Infection and Immunity ◽

10.1128/iai.01095-15 ◽

2015 ◽

Vol 84 (1) ◽

pp. 172-186 ◽

Cited By ~ 28

Author(s):

Moo-Seung Lee ◽

Haenaem Kwon ◽

Eun-Young Lee ◽

Dong-Jae Kim ◽

Jong-Hwan Park ◽

...

Keyword(s):

Cell Death ◽

Nlrp3 Inflammasome ◽

Apoptotic Cell ◽

Apoptotic Cell Death ◽

Interleukin 1Β ◽

Dependent Manner ◽

Shiga Toxins ◽

Caspase 1 ◽

Immune Signaling Pathway ◽

Tnf Α

Shiga toxin (Stx)-mediated immune responses, including the production of the proinflammatory cytokines tumor necrosis-α (TNF-α) and interleukin-1β (IL-1β), may exacerbate vascular damage and accelerate lethality. However, the immune signaling pathway activated in response to Stx is not well understood.

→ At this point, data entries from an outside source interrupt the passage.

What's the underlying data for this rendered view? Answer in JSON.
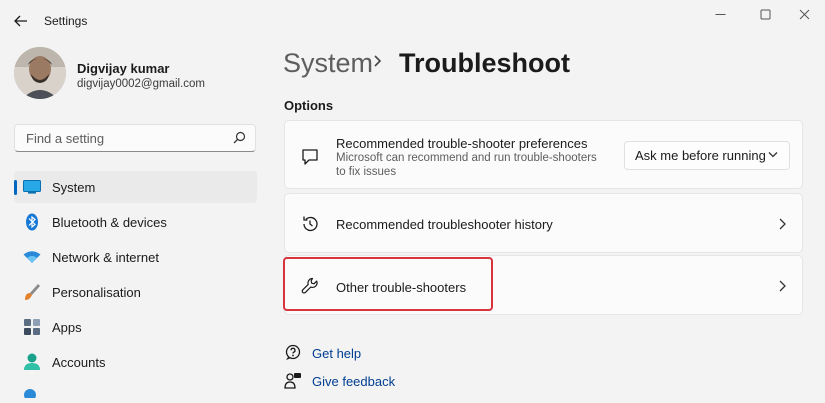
{
  "window": {
    "title": "Settings",
    "controls": [
      "minimize-icon",
      "maximize-icon",
      "close-icon"
    ]
  },
  "profile": {
    "name": "Digvijay kumar",
    "email": "digvijay0002@gmail.com"
  },
  "search": {
    "placeholder": "Find a setting",
    "value": ""
  },
  "nav": {
    "items": [
      {
        "label": "System",
        "icon": "system-display-icon",
        "active": true
      },
      {
        "label": "Bluetooth & devices",
        "icon": "bluetooth-icon",
        "active": false
      },
      {
        "label": "Network & internet",
        "icon": "wifi-icon",
        "active": false
      },
      {
        "label": "Personalisation",
        "icon": "paintbrush-icon",
        "active": false
      },
      {
        "label": "Apps",
        "icon": "apps-icon",
        "active": false
      },
      {
        "label": "Accounts",
        "icon": "person-icon",
        "active": false
      }
    ]
  },
  "breadcrumb": {
    "parent": "System",
    "current": "Troubleshoot"
  },
  "options": {
    "heading": "Options",
    "preferences": {
      "title": "Recommended trouble-shooter preferences",
      "description": "Microsoft can recommend and run trouble-shooters to fix issues",
      "icon": "chat-bubble-icon",
      "dropdown_value": "Ask me before running"
    },
    "history": {
      "title": "Recommended troubleshooter history",
      "icon": "history-icon"
    },
    "other": {
      "title": "Other trouble-shooters",
      "icon": "wrench-icon"
    }
  },
  "links": {
    "help": "Get help",
    "feedback": "Give feedback"
  },
  "colors": {
    "accent": "#0067c0",
    "highlight": "#d9343d",
    "link": "#003e92"
  }
}
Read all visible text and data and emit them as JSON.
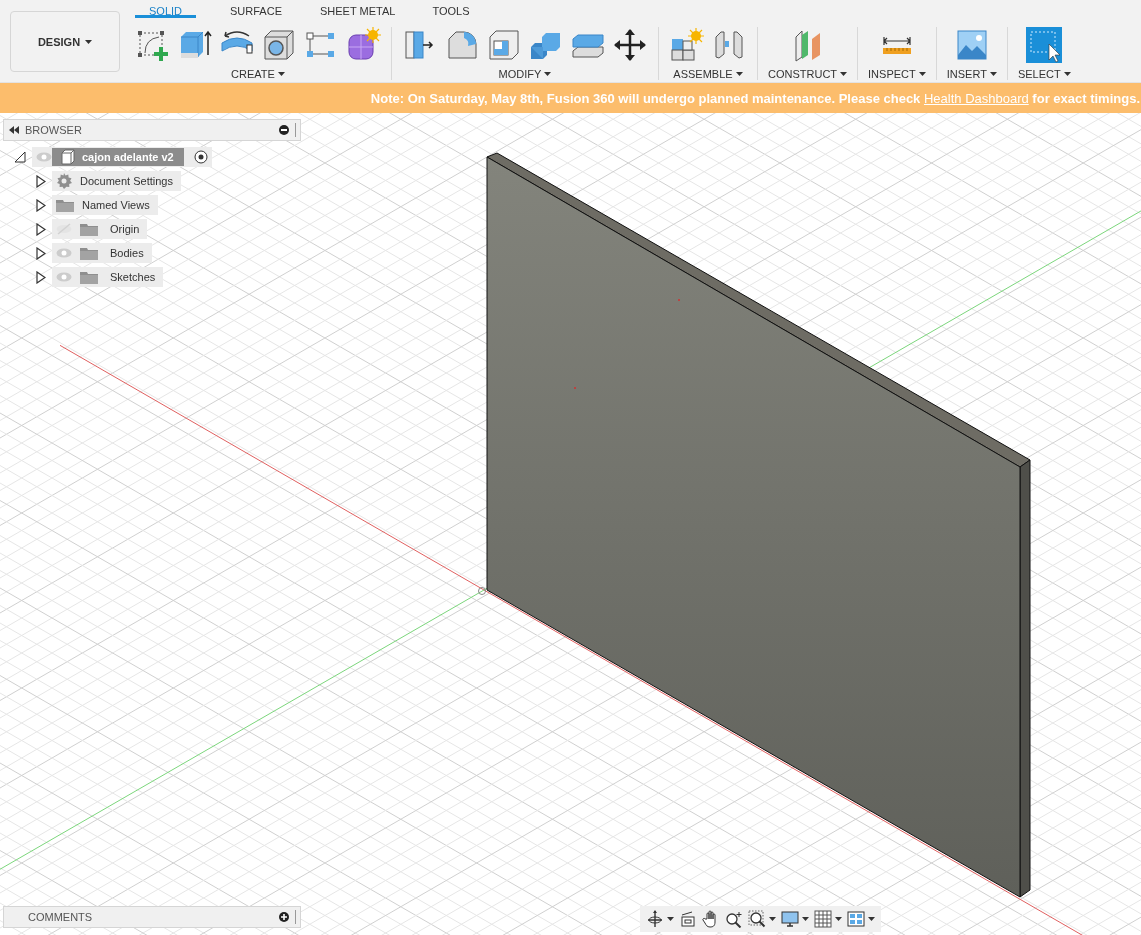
{
  "workspace": {
    "label": "DESIGN"
  },
  "tabs": [
    {
      "label": "SOLID",
      "selected": true
    },
    {
      "label": "SURFACE",
      "selected": false
    },
    {
      "label": "SHEET METAL",
      "selected": false
    },
    {
      "label": "TOOLS",
      "selected": false
    }
  ],
  "groups": [
    {
      "label": "CREATE",
      "tools": [
        {
          "kind": "sketch",
          "active": false
        },
        {
          "kind": "extrude",
          "active": false
        },
        {
          "kind": "revolve",
          "active": false
        },
        {
          "kind": "hole",
          "active": false
        },
        {
          "kind": "pattern",
          "active": false
        },
        {
          "kind": "form",
          "active": false
        }
      ]
    },
    {
      "label": "MODIFY",
      "tools": [
        {
          "kind": "press-pull",
          "active": false
        },
        {
          "kind": "fillet",
          "active": false
        },
        {
          "kind": "shell",
          "active": false
        },
        {
          "kind": "combine",
          "active": false
        },
        {
          "kind": "offset",
          "active": false
        },
        {
          "kind": "move",
          "active": false
        }
      ]
    },
    {
      "label": "ASSEMBLE",
      "tools": [
        {
          "kind": "new-component",
          "active": false
        },
        {
          "kind": "joint",
          "active": false
        }
      ]
    },
    {
      "label": "CONSTRUCT",
      "tools": [
        {
          "kind": "plane",
          "active": false
        }
      ]
    },
    {
      "label": "INSPECT",
      "tools": [
        {
          "kind": "measure",
          "active": false
        }
      ]
    },
    {
      "label": "INSERT",
      "tools": [
        {
          "kind": "image",
          "active": false
        }
      ]
    },
    {
      "label": "SELECT",
      "tools": [
        {
          "kind": "select",
          "active": true
        }
      ]
    }
  ],
  "banner": {
    "text_before": "Note: On Saturday, May 8th, Fusion 360 will undergo planned maintenance. Please check ",
    "link": "Health Dashboard",
    "text_after": " for exact timings."
  },
  "browser": {
    "title": "BROWSER",
    "root": {
      "label": "cajon adelante v2",
      "expanded": true,
      "visible": true,
      "active": true,
      "children": [
        {
          "kind": "settings",
          "label": "Document Settings",
          "expanded": false
        },
        {
          "kind": "views",
          "label": "Named Views",
          "expanded": false
        },
        {
          "kind": "folder",
          "label": "Origin",
          "expanded": false,
          "visible": false
        },
        {
          "kind": "folder",
          "label": "Bodies",
          "expanded": false,
          "visible": true
        },
        {
          "kind": "folder",
          "label": "Sketches",
          "expanded": false,
          "visible": true
        }
      ]
    }
  },
  "comments": {
    "title": "COMMENTS"
  },
  "navigation": [
    {
      "kind": "orbit",
      "menu": true
    },
    {
      "kind": "look-at",
      "menu": false
    },
    {
      "kind": "pan",
      "menu": false
    },
    {
      "kind": "zoom",
      "menu": false
    },
    {
      "kind": "fit",
      "menu": true
    },
    {
      "kind": "display",
      "menu": true
    },
    {
      "kind": "grid",
      "menu": true
    },
    {
      "kind": "viewports",
      "menu": true
    }
  ]
}
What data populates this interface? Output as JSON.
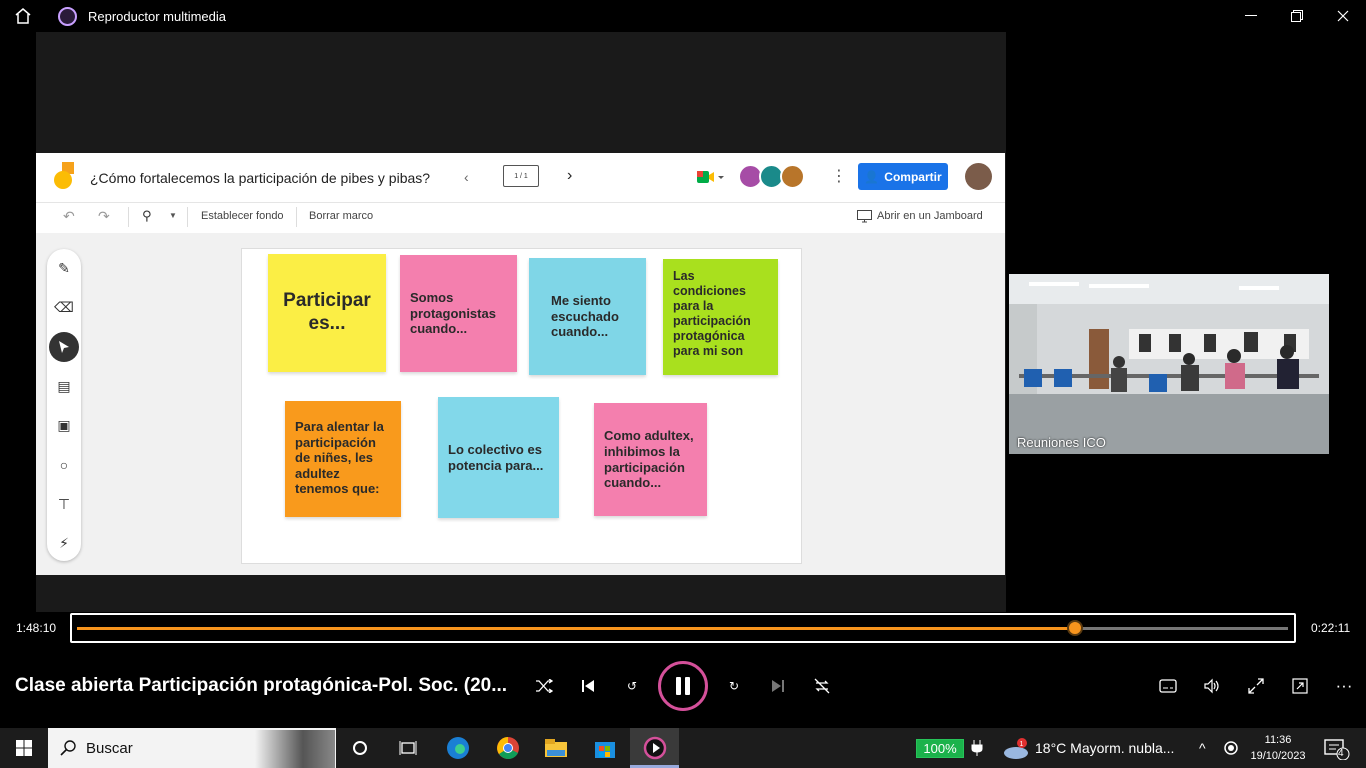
{
  "titlebar": {
    "title": "Reproductor multimedia"
  },
  "jamboard": {
    "title": "¿Cómo fortalecemos la participación de pibes y pibas?",
    "frame_indicator": "1 / 1",
    "share_label": "Compartir",
    "toolbar": {
      "set_background": "Establecer fondo",
      "clear_frame": "Borrar marco",
      "open_in_jamboard": "Abrir en un Jamboard"
    }
  },
  "stickies": [
    {
      "text": "Participar es...",
      "color": "#fbee45"
    },
    {
      "text": "Somos protagonistas cuando...",
      "color": "#f47fae"
    },
    {
      "text": "Me siento escuchado cuando...",
      "color": "#7fd6e7"
    },
    {
      "text": "Las condiciones para la participación protagónica para mi son",
      "color": "#a9e01e"
    },
    {
      "text": "Para alentar la participación de niñes, les adultez tenemos que:",
      "color": "#f99a1c"
    },
    {
      "text": "Lo colectivo es potencia para...",
      "color": "#82d8ea"
    },
    {
      "text": "Como adultex, inhibimos la participación cuando...",
      "color": "#f47fae"
    }
  ],
  "webcam": {
    "label": "Reuniones ICO"
  },
  "player": {
    "elapsed": "1:48:10",
    "remaining": "0:22:11",
    "progress_fraction": 0.824,
    "media_title": "Clase abierta Participación protagónica-Pol. Soc. (20...",
    "accent": "#f7941d"
  },
  "taskbar": {
    "search_placeholder": "Buscar",
    "battery": "100%",
    "weather": "18°C  Mayorm. nubla...",
    "time": "11:36",
    "date": "19/10/2023",
    "notif_count": "4"
  }
}
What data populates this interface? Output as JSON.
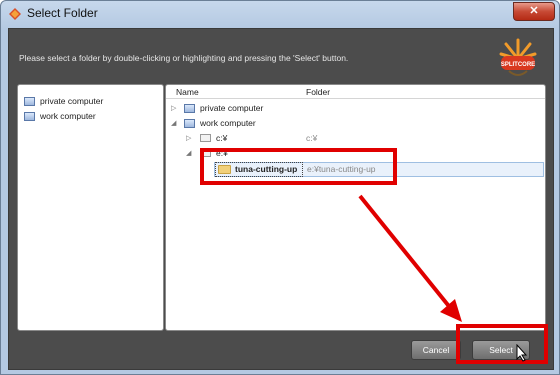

Here, we demonstrate that enzymatically active Stx, which leads to ribotoxic stress, triggers NLRP3 inflammasome-dependent caspase-1 activation and IL-1β secretion in differentiated macrophage-like THP-1 (D-THP-1) cells. The treatment of cells with a chemical inhibitor of glycosphingolipid biosynthesis, which suppresses the expression of the Stx receptor globotriaosylceramide and subsequent endocytosis of the toxin, substantially blocked activation of the NLRP3 inflammasome and processing of caspase-1 and IL-1β. Processing and release of both caspase-1 and IL-1β were significantly reduced or abolished in Stx-intoxicated D-THP-1 cells in which the expression of NLRP3 or ASC was stably knocked down. Furthermore, Stx mediated the activation of caspases involved in apoptosis in an NLRP3- or ASC-dependent manner. In Stx-intoxicated cells, the NLRP3 inflammasome triggered the activation of caspase-8/3, leading to the initiation of apoptosis, in addition to caspase-1-dependent pyroptotic cell death. Taken together, these results suggest that Stxs trigger the NLRP3 inflammasome pathway to release proinflammatory IL-1β as well as to promote apoptotic cell death.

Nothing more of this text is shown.